Here’s the police report from Navy Yard shooter Aaron Alexis’ previous brush with the law:
No charges were pursued against Alexis. The apartment complex began eviction proceedings against Alexis and he moved out three months later.
“After reviewing the facts presented by the police department, it was determined that the elements constituting recklessness under Texas law were not present and a case was not filed,” said Melody McDonald, a spokeswoman with the Tarrant County District Attorney’s Office, according to the Fort Worth Star-Telegram.
Navy officials said he was in the reserves from May 2007 to January 2011. He worked as an aviation electrician’s mate, 3rd class, in the Navy Reserve’s Fleet Logistics Support Squadron 46.
More from the Star-Telegram:
Alexis, whose most recent address was 7940 White Settlement Road in Fort Worth, had not lived there for six to eight months, said his landlord, Somsak Srisan.
“Oh boy, I can’t believe this,” Srisan said. “He was always very polite to me.”
Srisan believed Alexis lived alone at the White Settlement house.
“When he lived at my house, I never see him get angry about anything,” Srisan said. “My feeling is if he was angry about anything, he didn’t show that to me.”
He had seen Alexis meditate and said he always remained calm around him.
“I can’t believe he would do anything like this,” Srisan said. “He always behaved well around me.”
A friend said Alexis loved Buddhism.
“He loved to go to temple, go to meditate in Thai and English,” the friend said. “He could do both of them.”
Alexis had previously lived in Flushing, N.Y., from 2000 to 2002. It is unclear where he lived from 2002 until he moved to Fort Worth.
UPDATE: Alexis was arrested in 2004 for shooting out the tires on a car.
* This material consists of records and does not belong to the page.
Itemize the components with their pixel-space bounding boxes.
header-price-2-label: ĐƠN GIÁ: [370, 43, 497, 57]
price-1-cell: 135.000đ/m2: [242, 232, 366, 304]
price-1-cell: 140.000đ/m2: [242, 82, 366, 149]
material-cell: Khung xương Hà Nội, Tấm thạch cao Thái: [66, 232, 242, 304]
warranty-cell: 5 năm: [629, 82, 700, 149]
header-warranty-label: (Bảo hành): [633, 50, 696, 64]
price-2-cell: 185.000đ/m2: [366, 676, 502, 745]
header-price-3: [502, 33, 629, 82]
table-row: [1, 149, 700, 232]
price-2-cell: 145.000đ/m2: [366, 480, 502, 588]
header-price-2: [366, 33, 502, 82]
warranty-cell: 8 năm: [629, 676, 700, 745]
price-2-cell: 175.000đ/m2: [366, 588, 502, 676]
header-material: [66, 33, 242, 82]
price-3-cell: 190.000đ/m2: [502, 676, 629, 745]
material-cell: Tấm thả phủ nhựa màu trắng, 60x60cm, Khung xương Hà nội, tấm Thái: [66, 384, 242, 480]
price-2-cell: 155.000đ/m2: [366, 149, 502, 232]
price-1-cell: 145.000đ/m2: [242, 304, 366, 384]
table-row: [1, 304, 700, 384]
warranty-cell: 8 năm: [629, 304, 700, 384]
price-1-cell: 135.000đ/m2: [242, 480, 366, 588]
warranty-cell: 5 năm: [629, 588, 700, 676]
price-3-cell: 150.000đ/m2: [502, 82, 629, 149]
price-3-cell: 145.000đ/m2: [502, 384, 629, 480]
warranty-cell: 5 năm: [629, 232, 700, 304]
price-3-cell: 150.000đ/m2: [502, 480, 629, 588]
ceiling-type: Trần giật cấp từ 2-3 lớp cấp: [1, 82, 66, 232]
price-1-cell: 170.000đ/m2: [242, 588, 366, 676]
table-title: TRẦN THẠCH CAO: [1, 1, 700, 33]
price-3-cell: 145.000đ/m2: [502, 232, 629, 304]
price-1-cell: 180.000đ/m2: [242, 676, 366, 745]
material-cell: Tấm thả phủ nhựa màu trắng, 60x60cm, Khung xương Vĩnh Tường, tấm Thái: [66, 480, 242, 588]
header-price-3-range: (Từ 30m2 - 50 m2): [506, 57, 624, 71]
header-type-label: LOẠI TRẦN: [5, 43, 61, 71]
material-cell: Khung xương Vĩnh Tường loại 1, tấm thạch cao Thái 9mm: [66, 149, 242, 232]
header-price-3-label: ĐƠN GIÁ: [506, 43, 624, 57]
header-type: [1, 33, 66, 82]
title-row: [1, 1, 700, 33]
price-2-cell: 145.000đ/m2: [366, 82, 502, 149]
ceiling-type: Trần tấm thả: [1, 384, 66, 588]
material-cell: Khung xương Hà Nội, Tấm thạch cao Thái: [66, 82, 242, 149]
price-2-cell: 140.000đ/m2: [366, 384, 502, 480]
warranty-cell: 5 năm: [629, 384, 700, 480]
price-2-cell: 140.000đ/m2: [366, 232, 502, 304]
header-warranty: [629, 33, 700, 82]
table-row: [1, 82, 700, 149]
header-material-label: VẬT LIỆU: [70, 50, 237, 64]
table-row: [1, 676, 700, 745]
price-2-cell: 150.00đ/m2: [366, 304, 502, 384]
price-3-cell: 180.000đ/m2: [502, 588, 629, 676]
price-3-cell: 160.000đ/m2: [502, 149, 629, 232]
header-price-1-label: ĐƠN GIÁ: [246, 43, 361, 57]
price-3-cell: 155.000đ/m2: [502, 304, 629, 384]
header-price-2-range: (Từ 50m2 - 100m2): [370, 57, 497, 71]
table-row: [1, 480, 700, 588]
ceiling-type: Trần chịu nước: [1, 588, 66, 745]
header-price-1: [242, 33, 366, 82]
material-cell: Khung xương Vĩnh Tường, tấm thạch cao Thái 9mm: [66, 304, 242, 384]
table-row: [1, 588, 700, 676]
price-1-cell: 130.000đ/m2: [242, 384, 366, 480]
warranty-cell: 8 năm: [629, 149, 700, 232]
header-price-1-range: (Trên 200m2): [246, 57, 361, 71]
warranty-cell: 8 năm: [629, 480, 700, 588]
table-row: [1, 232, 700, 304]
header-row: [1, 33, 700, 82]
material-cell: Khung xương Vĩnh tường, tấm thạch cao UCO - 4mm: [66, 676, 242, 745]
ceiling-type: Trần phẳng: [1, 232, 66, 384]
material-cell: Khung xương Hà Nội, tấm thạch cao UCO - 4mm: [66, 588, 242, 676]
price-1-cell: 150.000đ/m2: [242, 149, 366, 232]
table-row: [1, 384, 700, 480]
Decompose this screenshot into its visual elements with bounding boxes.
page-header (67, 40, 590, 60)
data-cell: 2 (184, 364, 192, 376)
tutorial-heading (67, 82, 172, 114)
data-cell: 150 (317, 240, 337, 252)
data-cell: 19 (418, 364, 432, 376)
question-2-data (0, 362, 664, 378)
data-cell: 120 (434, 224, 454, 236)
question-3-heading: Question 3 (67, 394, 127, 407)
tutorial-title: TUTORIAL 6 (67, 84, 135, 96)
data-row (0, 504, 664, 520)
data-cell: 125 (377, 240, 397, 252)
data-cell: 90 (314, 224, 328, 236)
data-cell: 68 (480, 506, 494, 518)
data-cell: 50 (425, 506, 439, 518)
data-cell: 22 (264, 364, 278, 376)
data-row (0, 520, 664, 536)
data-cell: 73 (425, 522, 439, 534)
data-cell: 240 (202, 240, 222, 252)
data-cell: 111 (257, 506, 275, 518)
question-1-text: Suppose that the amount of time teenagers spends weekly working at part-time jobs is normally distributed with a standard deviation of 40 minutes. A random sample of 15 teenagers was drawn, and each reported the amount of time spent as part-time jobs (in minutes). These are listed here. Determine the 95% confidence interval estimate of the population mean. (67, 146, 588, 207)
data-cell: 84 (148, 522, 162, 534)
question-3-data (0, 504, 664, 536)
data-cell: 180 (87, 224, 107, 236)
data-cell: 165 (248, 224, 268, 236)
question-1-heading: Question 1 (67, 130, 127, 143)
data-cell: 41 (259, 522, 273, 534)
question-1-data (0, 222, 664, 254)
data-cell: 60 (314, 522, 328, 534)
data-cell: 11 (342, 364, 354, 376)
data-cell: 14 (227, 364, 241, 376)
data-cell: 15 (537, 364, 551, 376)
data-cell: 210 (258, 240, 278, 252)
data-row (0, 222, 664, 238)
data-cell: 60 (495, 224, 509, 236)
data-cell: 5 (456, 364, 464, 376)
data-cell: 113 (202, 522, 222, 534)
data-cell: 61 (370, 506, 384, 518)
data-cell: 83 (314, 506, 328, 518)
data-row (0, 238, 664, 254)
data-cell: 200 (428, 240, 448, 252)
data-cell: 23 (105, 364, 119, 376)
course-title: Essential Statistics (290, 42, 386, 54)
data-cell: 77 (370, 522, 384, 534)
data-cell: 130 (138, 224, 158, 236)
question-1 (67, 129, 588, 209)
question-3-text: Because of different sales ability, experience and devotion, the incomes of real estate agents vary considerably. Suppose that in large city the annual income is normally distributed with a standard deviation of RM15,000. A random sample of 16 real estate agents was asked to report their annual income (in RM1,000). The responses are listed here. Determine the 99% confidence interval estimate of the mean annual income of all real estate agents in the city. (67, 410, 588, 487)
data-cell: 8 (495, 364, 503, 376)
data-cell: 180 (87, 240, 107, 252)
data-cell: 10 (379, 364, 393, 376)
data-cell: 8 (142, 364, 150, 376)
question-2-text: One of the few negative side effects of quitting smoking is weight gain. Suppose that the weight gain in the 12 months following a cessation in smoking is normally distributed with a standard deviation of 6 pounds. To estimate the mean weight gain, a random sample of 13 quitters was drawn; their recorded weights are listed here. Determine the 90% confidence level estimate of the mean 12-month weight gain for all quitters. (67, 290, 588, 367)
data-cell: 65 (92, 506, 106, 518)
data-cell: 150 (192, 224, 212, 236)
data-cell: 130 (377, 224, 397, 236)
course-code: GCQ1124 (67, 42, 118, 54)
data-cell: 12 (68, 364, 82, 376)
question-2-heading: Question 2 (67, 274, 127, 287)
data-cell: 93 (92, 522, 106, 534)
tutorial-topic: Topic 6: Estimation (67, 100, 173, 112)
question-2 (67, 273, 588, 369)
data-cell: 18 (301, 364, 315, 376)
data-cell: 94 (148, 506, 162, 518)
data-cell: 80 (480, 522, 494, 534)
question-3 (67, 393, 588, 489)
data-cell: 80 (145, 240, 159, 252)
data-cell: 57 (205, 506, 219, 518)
From Seattle Police Department:
At about 8 am that morning, two construction workers had parked their 1986 Honda Accord in the driveway of their worksite, next to a home where Alexis was staying in the Beacon Hill neighborhood.
The victims reported seeing a man, later identified by police as Alexis, walk out of the home next to their worksite, pull a gun from his waistband and fire three shots into the two rear tires of their Honda before he walked slowly back to his home north of the construction site.
…Detective notes from the incident indicate they made several attempts to contact Alexis by phone and at his work, but eventually found and arrested him outside of his home on June 3rd.
Police then obtained permission to search the home, found a gun and ammunition in Alexis’ room, and booked him into the King County Jail for malicious mischief.
Following his arrest, Alexis told detectives he perceived he had been “mocked” by construction workers the morning of the incident and said they had “disrespected him.” Alexis also claimed he had an anger-fueled “blackout,” and could not remember firing his gun at the victims’ vehicle until an hour after the incident.
Alexis also told police he was present during “the tragic events of September 11, 2001″ and described “how those events had disturbed him.”
Detectives later spoke with Alexis’ father, who lived in New York at the time, who told police Alexis had anger management problems associated with PTSD, and that Alexis had been an active participant in rescue attempts on September 11th, 2001.